The medial antebrachial cutaneous nerve test is particularly valuable. In one tertiary center’s experience, this test showed abnormal results in every patient tested, leading researchers to recommend it as a screening tool. The thumb-side muscles of the hand tend to be more severely affected than the pinky-side muscles, and the ratio between them (sometimes called the “split hand index”) has been explored as an additional diagnostic marker.
One important nuance: a normal electrodiagnostic study does not rule out neurogenic TOS. The classic abnormalities appear only in the “true” neurogenic form, which involves measurable nerve damage. Many patients have a “disputed” neurogenic form where nerve irritation produces significant symptoms but standard electrical testing looks normal. This is a major reason for the long diagnostic delay.
Diagnostic Scalene Block
When neurogenic TOS is suspected but hard to confirm, a diagnostic injection of local anesthetic into the anterior scalene muscle can help. The idea is straightforward: if temporarily relaxing the muscle that may be compressing the nerve provides relief, that strongly supports the diagnosis. A positive response, meaning your symptoms improve after the injection, is considered confirmatory evidence of neurogenic TOS.
In practice, most patients experience partial or complete improvement after a scalene block. The challenge is that the degree of relief is subjective and hard to quantify precisely. Still, the test serves double duty. It supports the diagnosis and helps predict whether surgical decompression is likely to help, since the surgery essentially does permanently what the injection does temporarily.
Ruling Out Conditions That Mimic TOS
A significant part of reaching a TOS diagnosis is eliminating other possibilities. The two most common mimics are herniated cervical discs (found in about 20% of patients initially suspected of having TOS) and carpal tunnel syndrome (about 16%). Both can coexist with TOS, which complicates matters further.

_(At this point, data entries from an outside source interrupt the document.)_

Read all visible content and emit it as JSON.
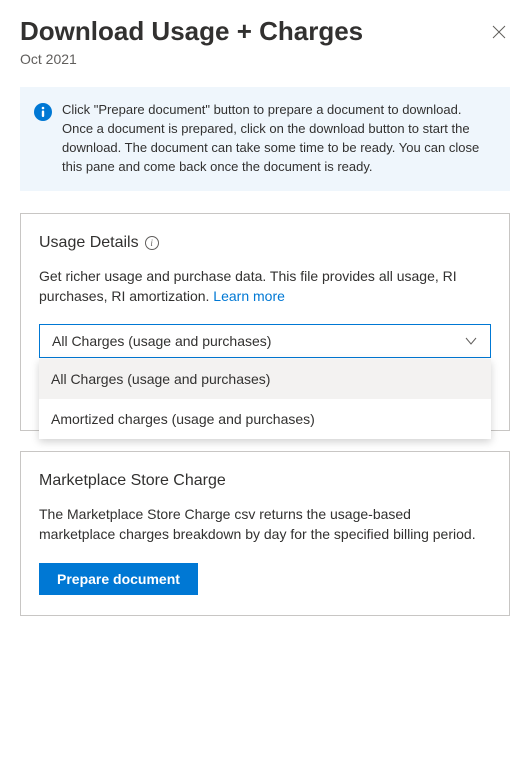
{
  "header": {
    "title": "Download Usage + Charges",
    "subtitle": "Oct 2021"
  },
  "info_banner": {
    "text": "Click \"Prepare document\" button to prepare a document to download. Once a document is prepared, click on the download button to start the download. The document can take some time to be ready. You can close this pane and come back once the document is ready."
  },
  "usage_details": {
    "title": "Usage Details",
    "description": "Get richer usage and purchase data. This file provides all usage, RI purchases, RI amortization. ",
    "learn_more": "Learn more",
    "dropdown": {
      "selected": "All Charges (usage and purchases)",
      "options": [
        "All Charges (usage and purchases)",
        "Amortized charges (usage and purchases)"
      ]
    }
  },
  "marketplace": {
    "title": "Marketplace Store Charge",
    "description": "The Marketplace Store Charge csv returns the usage-based marketplace charges breakdown by day for the specified billing period.",
    "button_label": "Prepare document"
  }
}
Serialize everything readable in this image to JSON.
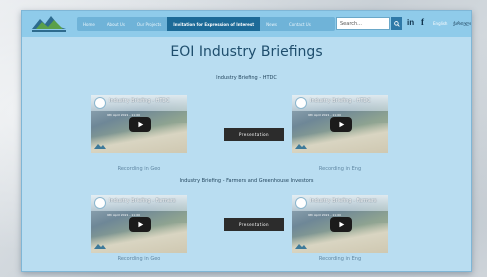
{
  "nav": {
    "items": [
      {
        "label": "Home",
        "active": false
      },
      {
        "label": "About Us",
        "active": false
      },
      {
        "label": "Our Projects",
        "active": false
      },
      {
        "label": "Invitation for Expression of Interest",
        "active": true
      },
      {
        "label": "News",
        "active": false
      },
      {
        "label": "Contact Us",
        "active": false
      }
    ]
  },
  "search": {
    "placeholder": "Search..."
  },
  "social": {
    "linkedin": "in",
    "facebook": "f"
  },
  "lang": {
    "english": "English",
    "georgian": "ქართული"
  },
  "page_title": "EOI Industry Briefings",
  "sections": [
    {
      "title": "Industry Briefing - HTDC",
      "presentation_label": "Presentation",
      "videos": [
        {
          "title": "Industry Briefing - HTDC",
          "date": "9th April 2021 - 11:00",
          "caption": "Recording in Geo"
        },
        {
          "title": "Industry Briefing - HTDC",
          "date": "9th April 2021 - 11:00",
          "caption": "Recording in Eng"
        }
      ]
    },
    {
      "title": "Industry Briefing - Farmers and Greenhouse Investors",
      "presentation_label": "Presentation",
      "videos": [
        {
          "title": "Industry Briefing - Farmers",
          "date": "9th April 2021 - 11:00",
          "caption": "Recording in Geo"
        },
        {
          "title": "Industry Briefing - Farmers",
          "date": "9th April 2021 - 11:00",
          "caption": "Recording in Eng"
        }
      ]
    }
  ],
  "colors": {
    "page_bg": "#b9ddf1",
    "topbar": "#8fcbea",
    "nav_active": "#1c6a97",
    "title": "#1f4e6d",
    "button": "#2c2c2c"
  }
}
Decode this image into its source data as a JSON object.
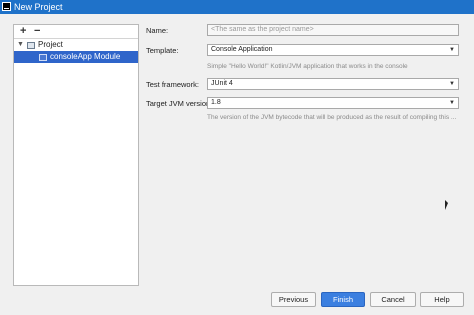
{
  "window": {
    "title": "New Project"
  },
  "tree": {
    "add_label": "+",
    "remove_label": "−",
    "items": [
      {
        "label": "Project"
      },
      {
        "label": "consoleApp Module"
      }
    ]
  },
  "form": {
    "name_label": "Name:",
    "name_placeholder": "<The same as the project name>",
    "template_label": "Template:",
    "template_value": "Console Application",
    "template_hint": "Simple \"Hello World!\" Kotlin/JVM application that works in the console",
    "test_label": "Test framework:",
    "test_value": "JUnit 4",
    "jvm_label": "Target JVM version:",
    "jvm_value": "1.8",
    "jvm_hint": "The version of the JVM bytecode that will be produced as the result of compiling this ..."
  },
  "buttons": {
    "previous": "Previous",
    "finish": "Finish",
    "cancel": "Cancel",
    "help": "Help"
  },
  "colors": {
    "accent": "#3b7fe0",
    "selection": "#2f65ca",
    "titlebar": "#1f72c9"
  }
}
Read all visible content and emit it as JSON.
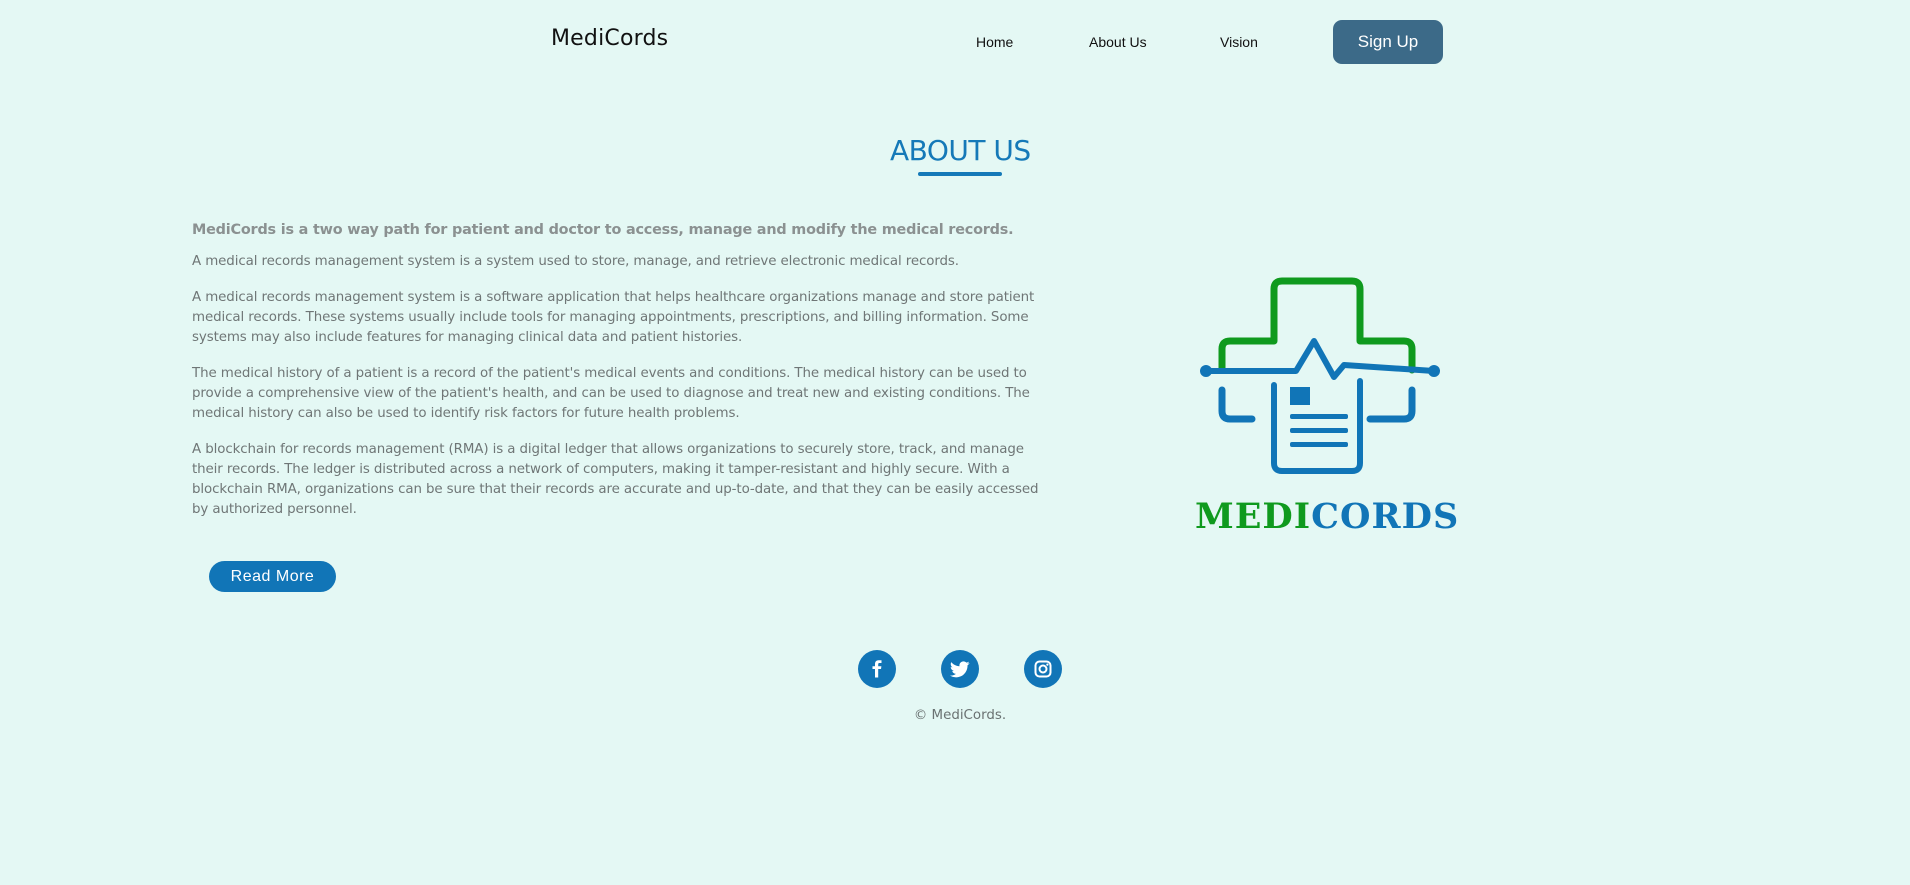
{
  "header": {
    "brand": "MediCords",
    "nav": {
      "home": "Home",
      "about": "About Us",
      "vision": "Vision"
    },
    "signup_label": "Sign Up"
  },
  "about": {
    "title": "ABOUT US",
    "lead": "MediCords is a two way path for patient and doctor to access, manage and modify the medical records.",
    "paragraphs": [
      "A medical records management system is a system used to store, manage, and retrieve electronic medical records.",
      "A medical records management system is a software application that helps healthcare organizations manage and store patient medical records. These systems usually include tools for managing appointments, prescriptions, and billing information. Some systems may also include features for managing clinical data and patient histories.",
      "The medical history of a patient is a record of the patient's medical events and conditions. The medical history can be used to provide a comprehensive view of the patient's health, and can be used to diagnose and treat new and existing conditions. The medical history can also be used to identify risk factors for future health problems.",
      "A blockchain for records management (RMA) is a digital ledger that allows organizations to securely store, track, and manage their records. The ledger is distributed across a network of computers, making it tamper-resistant and highly secure. With a blockchain RMA, organizations can be sure that their records are accurate and up-to-date, and that they can be easily accessed by authorized personnel."
    ],
    "read_more_label": "Read More"
  },
  "logo": {
    "word_part1": "MEDI",
    "word_part2": "CORDS",
    "colors": {
      "green": "#0f9a1e",
      "blue": "#1175b7"
    }
  },
  "social": {
    "icons": [
      "facebook-icon",
      "twitter-icon",
      "instagram-icon"
    ]
  },
  "footer": {
    "copyright": "© MediCords."
  },
  "colors": {
    "background": "#e4f8f4",
    "accent": "#1175b7",
    "signup": "#3c6a88"
  }
}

A few clinical details help sort them out. Carpal tunnel syndrome and TOS both disturb sleep, but with carpal tunnel, the discomfort typically improves when you shake your hand. That doesn’t work with TOS. Prolonged nerve signal delay at the wrist points toward carpal tunnel or ulnar nerve compression at the elbow rather than TOS. Diminished tendon reflexes are about three times more common in patients who turn out not to have TOS, so their presence nudges the diagnosis away from TOS and toward cervical spine problems.
The 2024 international consensus recommends using a modified version of the Society for Vascular Surgery’s clinical diagnostic criteria for neurogenic TOS. This structured framework combines symptom patterns, provocative test results, imaging, and response to treatment into a standardized checklist, helping reduce the diagnostic variability that has historically plagued this condition.